Understanding and Facilitating Mental Health Help-Seeking of Young Adults: A Socio-technical Ecosystem Framework
Jiaying Liu, Yan Zhang
TL;DR
This study investigates how young adults navigate a broad ecosystem of mental health resources, addressing the gap that prior work often focuses on single tools. Through 18 in-depth interviews and guided by the Social Ecological Theory, it introduces the Socio-technical Ecosystem Framework, comprising four resource levels, two types of support systems, three support mechanisms, and multiple pathways to care. The findings reveal barriers at each level and show that multi-resource configurations offer greater resilience, while single-resource patterns are more common among participants with economic constraints. The authors translate these insights into design implications for mental health technologies aimed at enhancing care-giving, care-mediating, and care-outreaching across technological, interpersonal, community, and societal levels, with potential to improve accessibility and long-term engagement.
Abstract
Prior research on young adults' mental health help-seeking mostly focuses on one particular resource such as a mobile app or digital platform, paying less attention to their lived experiences interacting with the ecosystem of resources.
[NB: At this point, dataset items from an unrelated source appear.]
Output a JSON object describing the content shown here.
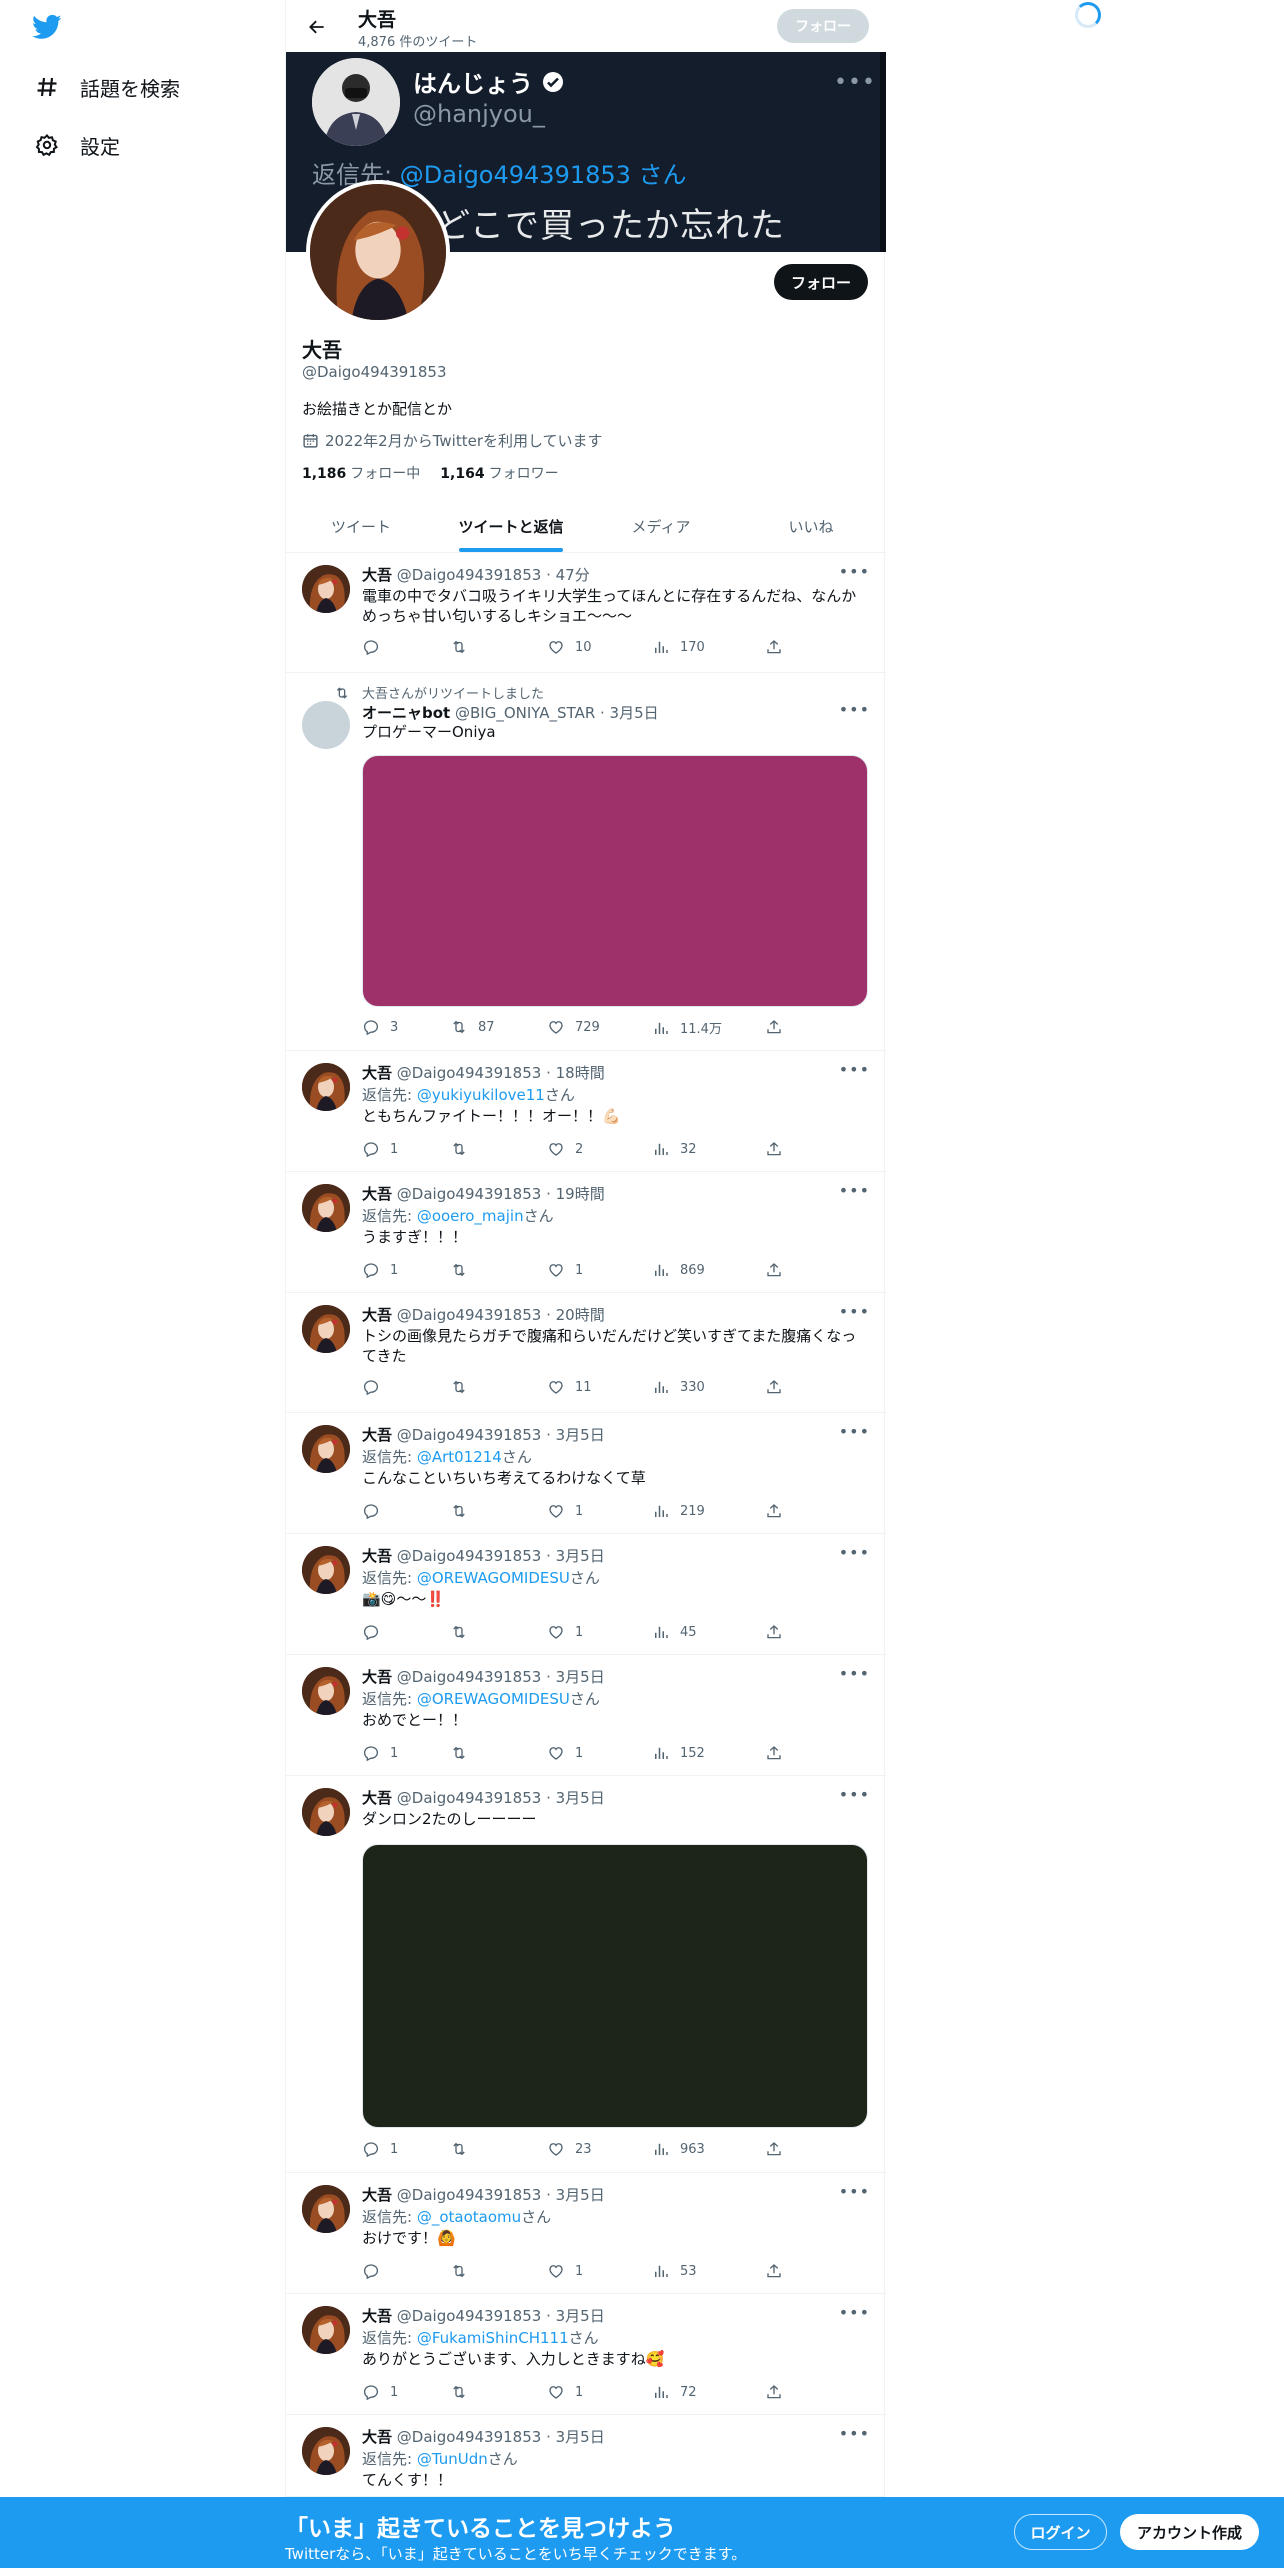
{
  "colors": {
    "brand": "#1d9bf0",
    "text": "#0f1419",
    "muted": "#536471",
    "banner": "#141d2b"
  },
  "sidebar": {
    "logo_icon": "twitter-bird-icon",
    "items": [
      {
        "label": "話題を検索",
        "icon": "hashtag-icon"
      },
      {
        "label": "設定",
        "icon": "gear-icon"
      }
    ]
  },
  "header": {
    "title": "大吾",
    "subtitle": "4,876 件のツイート",
    "follow_label": "フォロー"
  },
  "banner": {
    "name": "はんじょう",
    "handle": "@hanjyou_",
    "reply_prefix": "返信先: ",
    "reply_user": "@Daigo494391853 さん",
    "text": "どこで買ったか忘れた"
  },
  "profile": {
    "name": "大吾",
    "handle": "@Daigo494391853",
    "bio": "お絵描きとか配信とか",
    "joined": "2022年2月からTwitterを利用しています",
    "following_count": "1,186",
    "following_label": "フォロー中",
    "followers_count": "1,164",
    "followers_label": "フォロワー",
    "follow_label": "フォロー"
  },
  "tabs": [
    {
      "label": "ツイート"
    },
    {
      "label": "ツイートと返信"
    },
    {
      "label": "メディア"
    },
    {
      "label": "いいね"
    }
  ],
  "tweets": [
    {
      "name": "大吾",
      "meta": "@Daigo494391853 · 47分",
      "text": "電車の中でタバコ吸うイキリ大学生ってほんとに存在するんだね、なんかめっちゃ甘い匂いするしキショエ〜〜〜",
      "replies": "",
      "retweets": "",
      "likes": "10",
      "views": "170"
    },
    {
      "retweet_label": "大吾さんがリツイートしました",
      "name": "オーニャbot",
      "meta": "@BIG_ONIYA_STAR · 3月5日",
      "text": "プロゲーマーOniya",
      "media_color": "#9e3169",
      "replies": "3",
      "retweets": "87",
      "likes": "729",
      "views": "11.4万"
    },
    {
      "name": "大吾",
      "meta": "@Daigo494391853 · 18時間",
      "reply_prefix": "返信先: ",
      "reply_user": "@yukiyukilove11",
      "reply_suffix": "さん",
      "text": "ともちんファイトー！！！オー！！💪🏻",
      "replies": "1",
      "retweets": "",
      "likes": "2",
      "views": "32"
    },
    {
      "name": "大吾",
      "meta": "@Daigo494391853 · 19時間",
      "reply_prefix": "返信先: ",
      "reply_user": "@ooero_majin",
      "reply_suffix": "さん",
      "text": "うますぎ！！！",
      "replies": "1",
      "retweets": "",
      "likes": "1",
      "views": "869"
    },
    {
      "name": "大吾",
      "meta": "@Daigo494391853 · 20時間",
      "text": "トシの画像見たらガチで腹痛和らいだんだけど笑いすぎてまた腹痛くなってきた",
      "replies": "",
      "retweets": "",
      "likes": "11",
      "views": "330"
    },
    {
      "name": "大吾",
      "meta": "@Daigo494391853 · 3月5日",
      "reply_prefix": "返信先: ",
      "reply_user": "@Art01214",
      "reply_suffix": "さん",
      "text": "こんなこといちいち考えてるわけなくて草",
      "replies": "",
      "retweets": "",
      "likes": "1",
      "views": "219"
    },
    {
      "name": "大吾",
      "meta": "@Daigo494391853 · 3月5日",
      "reply_prefix": "返信先: ",
      "reply_user": "@OREWAGOMIDESU",
      "reply_suffix": "さん",
      "text": "📸😋〜〜‼️",
      "replies": "",
      "retweets": "",
      "likes": "1",
      "views": "45"
    },
    {
      "name": "大吾",
      "meta": "@Daigo494391853 · 3月5日",
      "reply_prefix": "返信先: ",
      "reply_user": "@OREWAGOMIDESU",
      "reply_suffix": "さん",
      "text": "おめでとー！！",
      "replies": "1",
      "retweets": "",
      "likes": "1",
      "views": "152"
    },
    {
      "name": "大吾",
      "meta": "@Daigo494391853 · 3月5日",
      "text": "ダンロン2たのしーーーー",
      "media_color": "#1d2519",
      "replies": "1",
      "retweets": "",
      "likes": "23",
      "views": "963"
    },
    {
      "name": "大吾",
      "meta": "@Daigo494391853 · 3月5日",
      "reply_prefix": "返信先: ",
      "reply_user": "@_otaotaomu",
      "reply_suffix": "さん",
      "text": "おけです！🙆",
      "replies": "",
      "retweets": "",
      "likes": "1",
      "views": "53"
    },
    {
      "name": "大吾",
      "meta": "@Daigo494391853 · 3月5日",
      "reply_prefix": "返信先: ",
      "reply_user": "@FukamiShinCH111",
      "reply_suffix": "さん",
      "text": "ありがとうございます、入力しときますね🥰",
      "replies": "1",
      "retweets": "",
      "likes": "1",
      "views": "72"
    },
    {
      "name": "大吾",
      "meta": "@Daigo494391853 · 3月5日",
      "reply_prefix": "返信先: ",
      "reply_user": "@TunUdn",
      "reply_suffix": "さん",
      "text": "てんくす！！"
    }
  ],
  "bottom_bar": {
    "title": "「いま」起きていることを見つけよう",
    "subtitle": "Twitterなら、「いま」起きていることをいち早くチェックできます。",
    "login_label": "ログイン",
    "signup_label": "アカウント作成"
  }
}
We conducted in-depth interviews with 18 participants about their help-seeking and non-help-seeking experiences. Guided by Social Ecological Theory, we proposed a Socio-technical Ecosystem Framework for mental health care, consisting of four levels of resources, including technological-, interpersonal-, community-, and societal level resources. Using this framework, we identified two types of support systems for help-seeking, single-resource support system and multi-resource support system. These resources support young adults' help-seeking via three mechanisms, \textit{care-giving}, \textit{care-mediating}, and \textit{care-outreaching}, forming various pathways to care. We then pointed out the barriers to resource use at each level and the general challenges in finding a support system. Our findings contributed to a conceptual framework to categorize mental health care. It also serves as a practical framework to identify challenges in the pathways to care and discover design implications.